The Aral Sea Crisis: Environmental Disaster in Karakalpakstan

LaiQ AI Editorial·May 1, 2026·7 min read

The Aral Sea was once the fourth largest lake in the world. Today, 90% of it is gone. This is the story of how its disappearance devastated Karakalpakstan — and what is being done to restore it.

The Aral Sea, once stretching across 68,000 square kilometers between Kazakhstan and Uzbekistan, was the fourth largest inland lake on Earth. For the people of Karakalpakstan — the autonomous republic in northwestern Uzbekistan — it was the center of life: a source of fish, a moderator of climate, and a cultural symbol stretching back millennia.

The Collapse

In the 1960s, Soviet central planners diverted the two main rivers feeding the Aral Sea — the Amu Darya and Syr Darya — to irrigate cotton fields across Central Asia. The decision was catastrophic. Within three decades, the sea had split into two remnant lakes. By the 2000s, the southern basin had essentially disappeared.

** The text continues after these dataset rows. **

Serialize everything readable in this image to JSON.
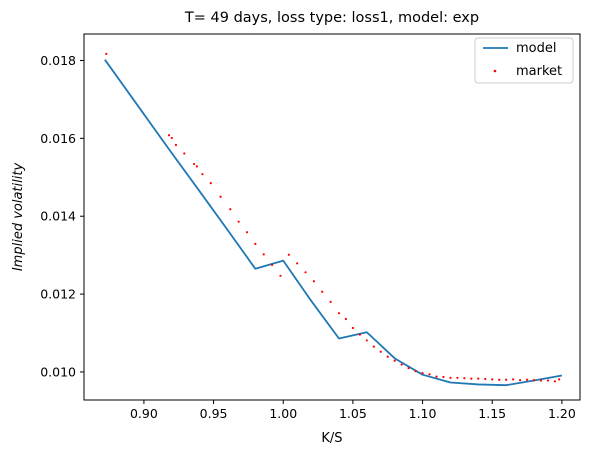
{
  "chart_data": {
    "type": "line",
    "title": "T= 49 days, loss type: loss1, model: exp",
    "xlabel": "K/S",
    "ylabel": "Implied volatility",
    "xlim": [
      0.857,
      1.213
    ],
    "ylim": [
      0.00928,
      0.01868
    ],
    "x_ticks": [
      0.9,
      0.95,
      1.0,
      1.05,
      1.1,
      1.15,
      1.2
    ],
    "x_tick_labels": [
      "0.90",
      "0.95",
      "1.00",
      "1.05",
      "1.10",
      "1.15",
      "1.20"
    ],
    "y_ticks": [
      0.01,
      0.012,
      0.014,
      0.016,
      0.018
    ],
    "y_tick_labels": [
      "0.010",
      "0.012",
      "0.014",
      "0.016",
      "0.018"
    ],
    "grid": false,
    "legend_position": "top-right",
    "series": [
      {
        "name": "model",
        "kind": "line",
        "color": "#1f77b4",
        "x": [
          0.872,
          0.9,
          0.92,
          0.94,
          0.96,
          0.98,
          1.0,
          1.02,
          1.04,
          1.06,
          1.08,
          1.1,
          1.12,
          1.14,
          1.16,
          1.18,
          1.2
        ],
        "y": [
          0.01802,
          0.01662,
          0.01562,
          0.01464,
          0.01365,
          0.01265,
          0.01286,
          0.01183,
          0.01086,
          0.01102,
          0.01035,
          0.00993,
          0.00973,
          0.00968,
          0.00966,
          0.00978,
          0.00991
        ]
      },
      {
        "name": "market",
        "kind": "scatter",
        "color": "#ff0000",
        "x": [
          0.873,
          0.918,
          0.92,
          0.923,
          0.929,
          0.936,
          0.938,
          0.942,
          0.948,
          0.955,
          0.962,
          0.968,
          0.974,
          0.98,
          0.986,
          0.992,
          0.998,
          1.004,
          1.01,
          1.016,
          1.022,
          1.028,
          1.034,
          1.04,
          1.045,
          1.05,
          1.055,
          1.06,
          1.065,
          1.07,
          1.075,
          1.08,
          1.085,
          1.09,
          1.095,
          1.1,
          1.105,
          1.11,
          1.115,
          1.12,
          1.125,
          1.13,
          1.135,
          1.14,
          1.145,
          1.15,
          1.155,
          1.16,
          1.165,
          1.17,
          1.175,
          1.18,
          1.185,
          1.19,
          1.195,
          1.198
        ],
        "y": [
          0.01817,
          0.01608,
          0.01601,
          0.01583,
          0.01561,
          0.01534,
          0.01528,
          0.01508,
          0.01485,
          0.0145,
          0.01418,
          0.01386,
          0.01359,
          0.01329,
          0.01302,
          0.01275,
          0.01247,
          0.01301,
          0.01279,
          0.01256,
          0.01233,
          0.01206,
          0.0118,
          0.01151,
          0.01136,
          0.01113,
          0.01096,
          0.01081,
          0.01065,
          0.01052,
          0.01039,
          0.01029,
          0.01019,
          0.0101,
          0.01002,
          0.00997,
          0.00994,
          0.00988,
          0.00987,
          0.00985,
          0.00985,
          0.00984,
          0.00983,
          0.00983,
          0.00982,
          0.00981,
          0.0098,
          0.0098,
          0.00981,
          0.00979,
          0.0098,
          0.00979,
          0.00978,
          0.00978,
          0.00976,
          0.00981
        ]
      }
    ]
  }
}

The numbers are staggering: water volume dropped by more than 90%. The shoreline retreated hundreds of kilometers. Fishing villages that once sat on the coast found themselves stranded in desert.

Impact on Karakalpakstan

Karakalpakstan bore the heaviest burden. The fishing industry — which had employed tens of thousands — collapsed entirely when the last commercial fish died in the 1980s. The exposed seabed became the Aralkum, a new desert covered in salt and pesticide residue from decades of agricultural runoff.

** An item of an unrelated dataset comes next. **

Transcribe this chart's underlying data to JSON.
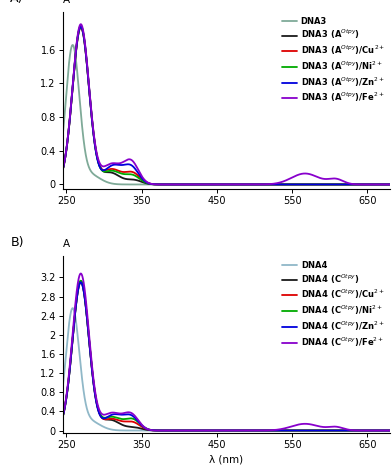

Winds carry toxic dust storms across the region, causing respiratory illness, cancers, and infant mortality rates among the highest in the former Soviet Union. Local doctors call it a "slow-motion Chernobyl."

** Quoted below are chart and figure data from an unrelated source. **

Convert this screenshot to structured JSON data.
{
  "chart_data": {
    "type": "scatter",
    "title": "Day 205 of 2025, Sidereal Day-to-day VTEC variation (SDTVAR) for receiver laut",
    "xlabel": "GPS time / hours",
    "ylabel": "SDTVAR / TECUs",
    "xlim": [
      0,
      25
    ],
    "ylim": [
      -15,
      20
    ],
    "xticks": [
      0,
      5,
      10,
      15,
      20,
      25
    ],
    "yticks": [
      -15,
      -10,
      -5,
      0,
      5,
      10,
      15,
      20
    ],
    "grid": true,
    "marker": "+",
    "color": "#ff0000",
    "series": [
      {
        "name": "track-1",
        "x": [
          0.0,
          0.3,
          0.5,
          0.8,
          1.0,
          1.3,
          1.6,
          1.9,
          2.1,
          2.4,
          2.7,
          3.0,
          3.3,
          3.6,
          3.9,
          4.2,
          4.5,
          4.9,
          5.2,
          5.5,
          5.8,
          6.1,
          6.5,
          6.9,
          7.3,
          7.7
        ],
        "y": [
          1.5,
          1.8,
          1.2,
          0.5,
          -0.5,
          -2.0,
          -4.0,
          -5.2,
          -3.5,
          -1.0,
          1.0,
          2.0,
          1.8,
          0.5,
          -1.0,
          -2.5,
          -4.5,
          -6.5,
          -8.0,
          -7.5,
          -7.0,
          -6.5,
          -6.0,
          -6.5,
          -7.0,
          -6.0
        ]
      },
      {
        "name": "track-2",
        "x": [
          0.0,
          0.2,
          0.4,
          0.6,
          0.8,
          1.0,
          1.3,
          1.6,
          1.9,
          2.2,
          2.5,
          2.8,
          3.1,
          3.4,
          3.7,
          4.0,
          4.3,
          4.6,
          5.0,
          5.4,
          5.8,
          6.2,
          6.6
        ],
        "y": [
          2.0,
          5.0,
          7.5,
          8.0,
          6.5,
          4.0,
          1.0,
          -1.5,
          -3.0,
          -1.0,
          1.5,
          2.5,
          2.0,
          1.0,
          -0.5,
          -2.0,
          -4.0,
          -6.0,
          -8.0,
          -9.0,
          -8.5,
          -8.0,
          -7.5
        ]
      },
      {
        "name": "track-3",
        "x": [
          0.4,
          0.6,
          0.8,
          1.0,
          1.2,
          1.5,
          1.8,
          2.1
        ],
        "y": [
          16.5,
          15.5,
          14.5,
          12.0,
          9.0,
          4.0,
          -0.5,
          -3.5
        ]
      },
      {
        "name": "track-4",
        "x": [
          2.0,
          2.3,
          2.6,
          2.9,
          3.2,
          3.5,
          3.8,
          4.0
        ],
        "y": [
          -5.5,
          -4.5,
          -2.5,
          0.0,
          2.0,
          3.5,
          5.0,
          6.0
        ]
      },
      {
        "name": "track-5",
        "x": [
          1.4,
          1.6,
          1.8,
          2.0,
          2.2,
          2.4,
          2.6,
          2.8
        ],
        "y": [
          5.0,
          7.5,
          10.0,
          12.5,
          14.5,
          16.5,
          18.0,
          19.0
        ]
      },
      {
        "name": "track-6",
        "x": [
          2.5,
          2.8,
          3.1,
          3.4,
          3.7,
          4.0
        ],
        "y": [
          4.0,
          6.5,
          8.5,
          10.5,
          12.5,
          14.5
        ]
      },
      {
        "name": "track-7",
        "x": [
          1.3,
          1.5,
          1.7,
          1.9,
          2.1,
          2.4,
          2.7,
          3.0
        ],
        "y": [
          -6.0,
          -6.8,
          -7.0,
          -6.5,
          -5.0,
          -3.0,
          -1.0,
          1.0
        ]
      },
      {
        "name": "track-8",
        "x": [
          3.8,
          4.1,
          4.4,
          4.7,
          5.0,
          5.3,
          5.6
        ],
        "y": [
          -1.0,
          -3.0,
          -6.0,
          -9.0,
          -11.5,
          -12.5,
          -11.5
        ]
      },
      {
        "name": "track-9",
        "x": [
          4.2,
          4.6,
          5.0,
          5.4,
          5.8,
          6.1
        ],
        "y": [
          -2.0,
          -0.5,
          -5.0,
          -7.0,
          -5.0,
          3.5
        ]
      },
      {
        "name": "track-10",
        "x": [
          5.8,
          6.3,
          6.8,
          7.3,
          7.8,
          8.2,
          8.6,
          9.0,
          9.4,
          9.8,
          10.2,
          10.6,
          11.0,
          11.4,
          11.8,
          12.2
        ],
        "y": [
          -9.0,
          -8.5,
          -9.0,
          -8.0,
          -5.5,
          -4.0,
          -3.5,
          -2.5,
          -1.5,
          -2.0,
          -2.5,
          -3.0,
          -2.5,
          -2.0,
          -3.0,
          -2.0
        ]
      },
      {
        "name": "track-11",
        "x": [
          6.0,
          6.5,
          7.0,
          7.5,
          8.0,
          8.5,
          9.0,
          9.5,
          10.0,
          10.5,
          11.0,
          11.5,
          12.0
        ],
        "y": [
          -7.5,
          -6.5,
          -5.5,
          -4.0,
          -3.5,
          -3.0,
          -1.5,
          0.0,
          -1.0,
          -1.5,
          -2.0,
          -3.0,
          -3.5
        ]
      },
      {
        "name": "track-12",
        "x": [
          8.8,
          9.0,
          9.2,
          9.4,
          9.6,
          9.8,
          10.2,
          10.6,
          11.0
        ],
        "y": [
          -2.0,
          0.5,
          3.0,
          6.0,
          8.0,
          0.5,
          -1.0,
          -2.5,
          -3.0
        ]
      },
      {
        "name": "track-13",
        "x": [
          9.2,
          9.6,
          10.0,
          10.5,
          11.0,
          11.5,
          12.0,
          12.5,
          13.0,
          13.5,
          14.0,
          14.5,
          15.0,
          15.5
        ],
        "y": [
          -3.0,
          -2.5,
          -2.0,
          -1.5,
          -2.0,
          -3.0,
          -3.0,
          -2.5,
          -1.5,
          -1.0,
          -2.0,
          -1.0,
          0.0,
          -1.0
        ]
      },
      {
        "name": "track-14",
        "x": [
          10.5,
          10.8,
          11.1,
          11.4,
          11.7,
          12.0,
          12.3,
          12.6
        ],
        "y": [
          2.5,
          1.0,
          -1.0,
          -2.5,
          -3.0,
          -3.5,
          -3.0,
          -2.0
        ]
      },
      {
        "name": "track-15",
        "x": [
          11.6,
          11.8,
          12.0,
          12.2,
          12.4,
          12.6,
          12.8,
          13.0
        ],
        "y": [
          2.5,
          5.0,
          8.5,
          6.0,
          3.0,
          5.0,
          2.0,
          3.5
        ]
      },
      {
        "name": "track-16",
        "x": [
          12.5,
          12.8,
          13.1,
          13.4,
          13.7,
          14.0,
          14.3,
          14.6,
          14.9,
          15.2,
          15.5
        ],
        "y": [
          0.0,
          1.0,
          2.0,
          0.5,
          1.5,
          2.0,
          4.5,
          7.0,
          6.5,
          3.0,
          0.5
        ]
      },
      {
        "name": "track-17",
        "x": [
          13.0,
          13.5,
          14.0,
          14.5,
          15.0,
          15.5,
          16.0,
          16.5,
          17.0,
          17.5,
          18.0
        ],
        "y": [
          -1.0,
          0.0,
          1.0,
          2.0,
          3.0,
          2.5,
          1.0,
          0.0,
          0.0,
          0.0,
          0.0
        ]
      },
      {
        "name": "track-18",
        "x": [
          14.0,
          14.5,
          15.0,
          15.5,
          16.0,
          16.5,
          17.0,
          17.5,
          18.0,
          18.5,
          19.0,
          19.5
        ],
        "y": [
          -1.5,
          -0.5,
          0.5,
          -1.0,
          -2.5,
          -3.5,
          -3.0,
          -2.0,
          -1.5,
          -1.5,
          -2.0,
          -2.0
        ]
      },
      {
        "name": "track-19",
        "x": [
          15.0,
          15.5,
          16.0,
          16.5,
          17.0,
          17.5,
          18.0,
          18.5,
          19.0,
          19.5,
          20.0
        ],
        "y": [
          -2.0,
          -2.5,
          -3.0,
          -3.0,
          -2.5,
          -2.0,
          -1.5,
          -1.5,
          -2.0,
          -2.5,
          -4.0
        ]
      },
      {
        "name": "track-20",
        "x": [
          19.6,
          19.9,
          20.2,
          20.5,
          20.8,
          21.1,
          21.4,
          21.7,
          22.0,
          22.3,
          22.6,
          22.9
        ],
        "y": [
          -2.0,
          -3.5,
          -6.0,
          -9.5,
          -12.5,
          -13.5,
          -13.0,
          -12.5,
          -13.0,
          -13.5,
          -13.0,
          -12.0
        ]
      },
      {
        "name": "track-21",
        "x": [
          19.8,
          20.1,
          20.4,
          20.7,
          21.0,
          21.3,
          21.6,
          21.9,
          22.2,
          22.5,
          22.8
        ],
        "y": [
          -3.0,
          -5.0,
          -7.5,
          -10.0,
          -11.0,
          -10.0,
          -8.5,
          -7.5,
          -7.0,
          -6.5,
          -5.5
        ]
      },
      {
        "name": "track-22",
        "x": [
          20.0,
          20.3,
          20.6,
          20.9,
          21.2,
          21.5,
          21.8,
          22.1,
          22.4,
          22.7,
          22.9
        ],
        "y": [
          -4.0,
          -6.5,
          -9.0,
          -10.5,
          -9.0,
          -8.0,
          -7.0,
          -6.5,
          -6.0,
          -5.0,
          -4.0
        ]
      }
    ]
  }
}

The capital Nukus sits approximately 150 kilometers from where the shoreline once was. Its residents have watched their environment transform within a single lifetime.

Recovery Efforts

In the north, Kazakhstan constructed the Kok-Aral Dam in 2005, partially restoring the Small Aral Sea and returning fish populations. But the southern part — which borders Karakalpakstan — has seen no comparable recovery.

The UN and regional governments have planted saxaul trees across the exposed seabed to stabilize the soil. The International Fund for Saving the Aral Sea (IFAS) coordinates ongoing efforts. But the scale of the challenge dwarfs the resources applied to it.